H was not keen at all but eventually towed her lead around the lakes at Cholsey. I was wrapped up in my serious dry robe which was really cosy and watertight. H spotted the tempting ducks, and, out of sight, subsided into the flooded bed of waterside reeds where she got a surprise and a soaking and no duck. That will ‘learn’ her!

It seems to have been a bad day for the roads today. The first inkling of a bad day on the roads was news of a bus crash on the road between East Ilsley and Compton. And that the road was closed. I breathed a silent sigh of relief that it was not in our neck of the woods.

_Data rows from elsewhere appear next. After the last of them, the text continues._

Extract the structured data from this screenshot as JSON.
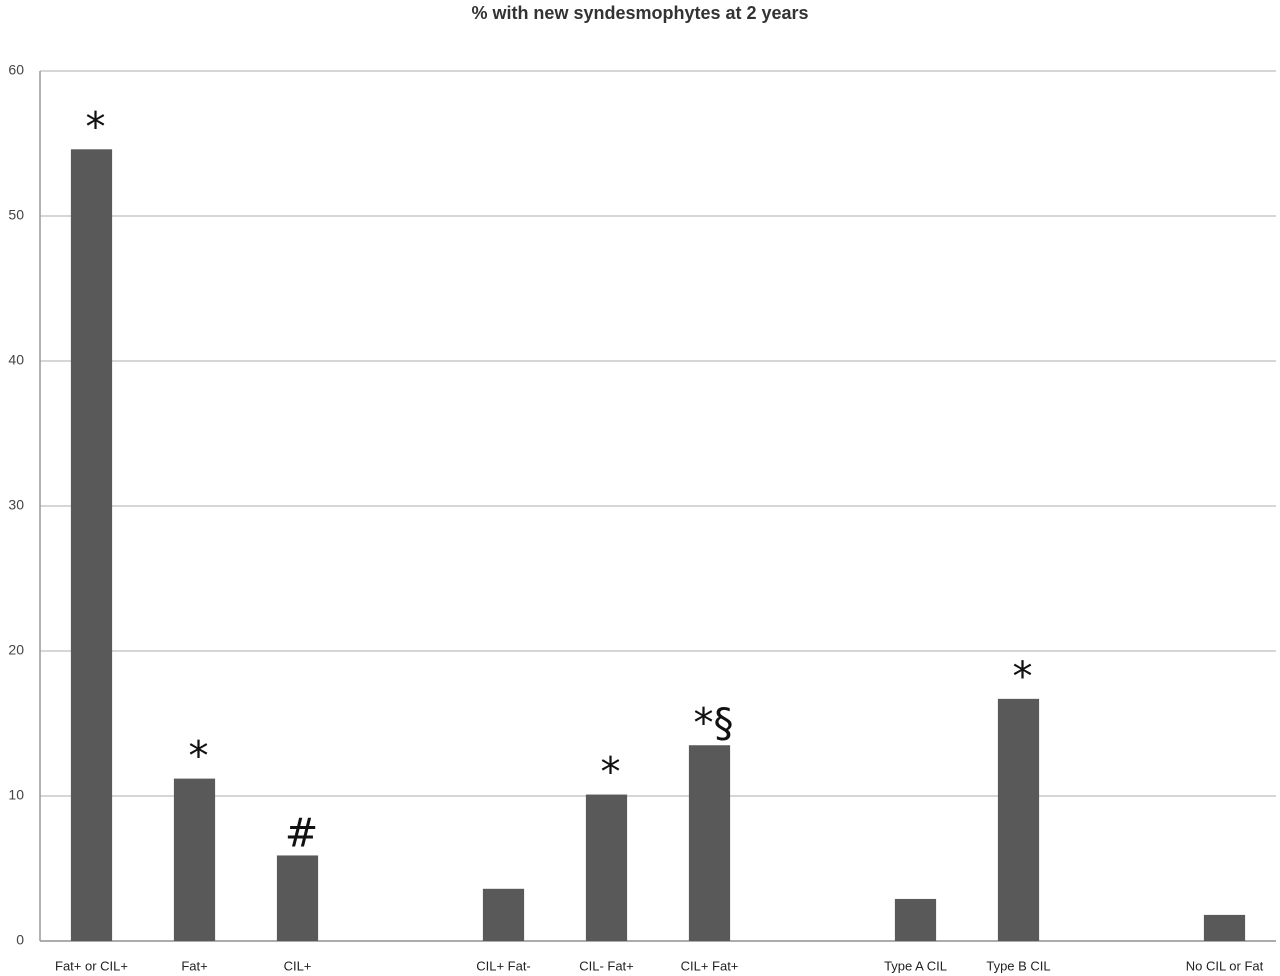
{
  "chart_data": {
    "type": "bar",
    "title": "% with new syndesmophytes at 2 years",
    "categories": [
      "Fat+ or CIL+",
      "Fat+",
      "CIL+",
      null,
      "CIL+ Fat-",
      "CIL- Fat+",
      "CIL+ Fat+",
      null,
      "Type A CIL",
      "Type B CIL",
      null,
      "No CIL or Fat"
    ],
    "values": [
      54.6,
      11.2,
      5.9,
      null,
      3.6,
      10.1,
      13.5,
      null,
      2.9,
      16.7,
      null,
      1.8
    ],
    "annotations": [
      "*",
      "*",
      "#",
      null,
      null,
      "*",
      "*§",
      null,
      null,
      "*",
      null,
      null
    ],
    "color": "#595959",
    "ylim": [
      0,
      60
    ],
    "yticks": [
      0,
      10,
      20,
      30,
      40,
      50,
      60
    ],
    "grid": true
  }
}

Wrong!
F and G informed me that it was the school bus to the Downs (Downs is their school, in Compton) the crash bus was ahead of the bus they were on. And they could see it leaning heavily into a hedge, and they could also see the children scrambling off it. No one was seriously hurt but there were injuries.

Fleur also later commented on the frequency of accidents on the A34 which the school buses use briefly. Today she had taken a snap pic of a towed boat which was jackknifed at right angles across it, so more hold ups on the way home from school.

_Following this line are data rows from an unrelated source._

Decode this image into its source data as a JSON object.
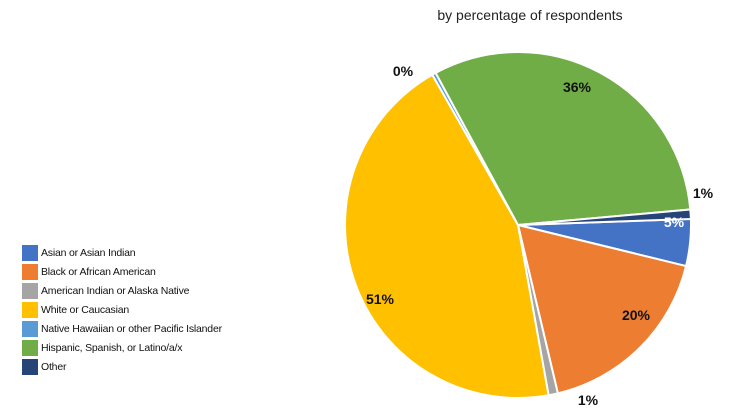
{
  "chart_data": {
    "type": "pie",
    "subtitle": "by percentage of respondents",
    "slices": [
      {
        "name": "Asian or Asian Indian",
        "value": 5,
        "label": "5%",
        "color": "#4472C4",
        "label_color": "#ffffff"
      },
      {
        "name": "Black or African American",
        "value": 20,
        "label": "20%",
        "color": "#ED7D31",
        "label_color": "#111111"
      },
      {
        "name": "American Indian or Alaska Native",
        "value": 1,
        "label": "1%",
        "color": "#A5A5A5",
        "label_color": "#111111"
      },
      {
        "name": "White or Caucasian",
        "value": 51,
        "label": "51%",
        "color": "#FFC000",
        "label_color": "#111111"
      },
      {
        "name": "Native Hawaiian or other Pacific Islander",
        "value": 0,
        "label": "0%",
        "color": "#5B9BD5",
        "label_color": "#111111"
      },
      {
        "name": "Hispanic, Spanish, or Latino/a/x",
        "value": 36,
        "label": "36%",
        "color": "#70AD47",
        "label_color": "#111111"
      },
      {
        "name": "Other",
        "value": 1,
        "label": "1%",
        "color": "#264478",
        "label_color": "#111111"
      }
    ],
    "legend_position": "left"
  }
}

And tonight, around 17.00, I’m not sure what was going on. But there was an enormously long queue coming from Wallingford to the Streatley lights. The queue tailed back beyond Townsend Road to the farms on the right and the left. I’m glad I wasn’t in that queue and was travelling in the opposite direction.
I later found out that the towed boat recovery involved closing the A34 hence the unusually heavy flow of traffic and queues on our local roads .

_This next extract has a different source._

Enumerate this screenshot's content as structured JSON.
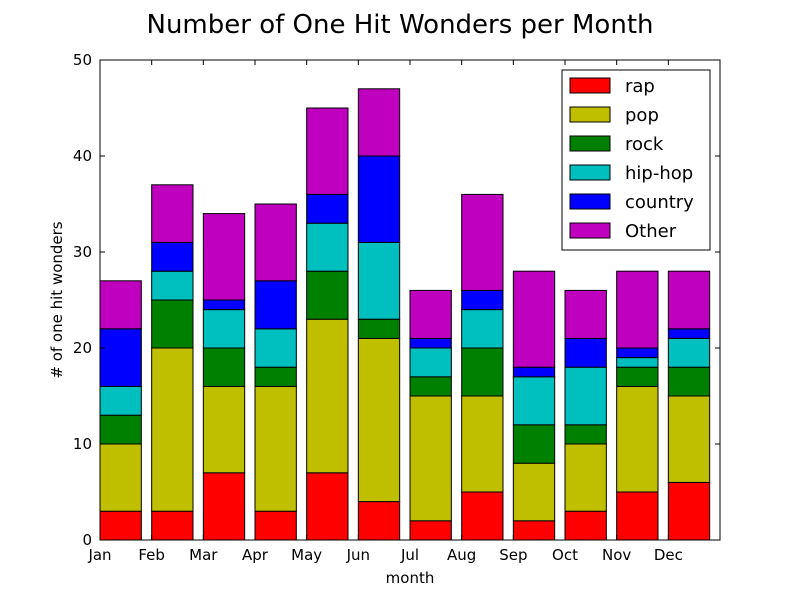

The road to Didcot is flooded again. I will just add that in.

After our walk this morning, I booked myself a treat of a trip to Dunster for 3 nights in mid April. The Luttrell Arms, which is very comfortable has an offer on which I could not turn down – 3 nights and 3 x 2 course evening meals thrown in. And H’s charges have been waived.
Then it was time for my swimming at Didcot. Unlike my previous afternoon swims, the pool was busy today – it was full of poxy tadpoles and their froggy parents. Luckily they were not near me but in shallower areas. A boy, of around 12, ( why not at school?) decided to get in the way of adult swimmers by ploughing up and down. And plough he did using the most extraordinary and unrecognisable technique. Two x front crawl arms and a kick and then some peculiar armless dipping up and down. On repeat.
He then received a warning from a lifeguard, when he decided to throw something weighted into the way of the lane swimmers.
Back home and having showered off the chlorine, I then went to visit F and G, and Ali appeared from her garden office.
It was after this visit that I registered the queue heading towards Streatley.
It was quite early evening by then so you can guess what happened after I arrived home. Sprouts were involved.